The project aimed to understand the complexities of Bitcoin fee estimation, especially post-transaction fee spikes. It was observed that Bitcoin core's fee estimator often overestimates fees following these spikes. This observation was supported by a specific diagram illustrating the tendency of the estimator to keep fees high after sudden increases.

The project also delved into the selection of features for predicting transaction fees. The choice between using the median or average fee per byte as a feature was debated. Originally, the median fee seemed like an intuitive choice. However, considering scenarios where a significant portion of transactions in a block could be low fee due to mechanisms like CPFP (Child Pays for Parent), and miners' preference for maximizing total block fees, it was concluded that the average fee per byte might be more indicative of the true cost, correlating better with total fees collected by a block.

Another aspect explored was the potential predictive value of the distribution of mempool resting times for transactions before their confirmation. Transactions that had been in the mempool longer than the average block time and were included in the latest block indicated a lower demand and, hence, a falling fee market. This correlation suggested that periods during which older transactions are confirmed might signal declining fees, assuming no sudden increase in demand.

However, the team identified that the best predictor of fee changes was the block time itself. Shorter block times, indicating the inclusion of many long-waiting transactions, likely lead to decreased fees, whereas longer block times might cause users to increase their fees in hopes of quicker confirmations. Unfortunately, since block times cannot be predicted, this feature could not be utilized in real-time fee estimation.
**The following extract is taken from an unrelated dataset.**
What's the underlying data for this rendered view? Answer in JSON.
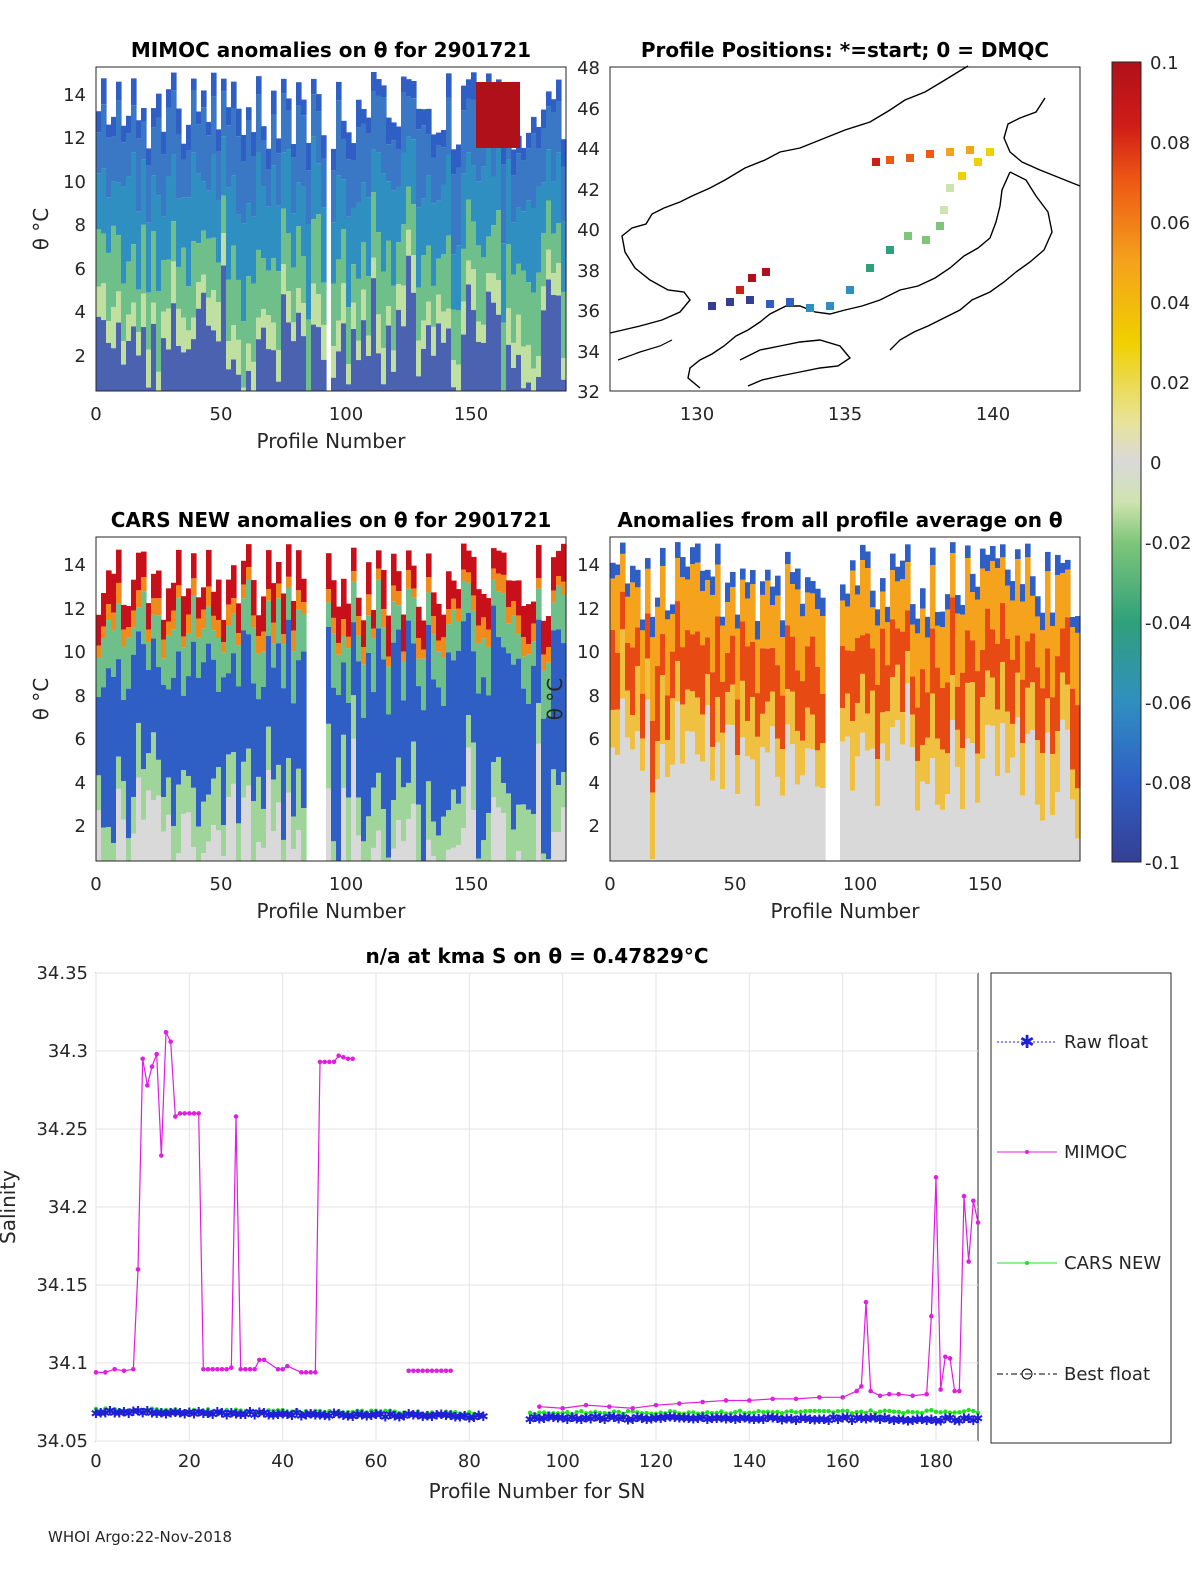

Lastly, the project received recognition for its technical depth in a student competition, securing second place. The jury, however, recommended a different approach to understanding and improving fee estimation. They suggested viewing fee estimation akin to option pricing, where fees represent the price for the option to have a transaction included in the next block. For future research, they recommended using the Black-Scholes Equation, a fundamental concept in financial markets, to model fee estimation. This approach implies considering the behavior of all network participants rather than focusing solely on mempool statistics.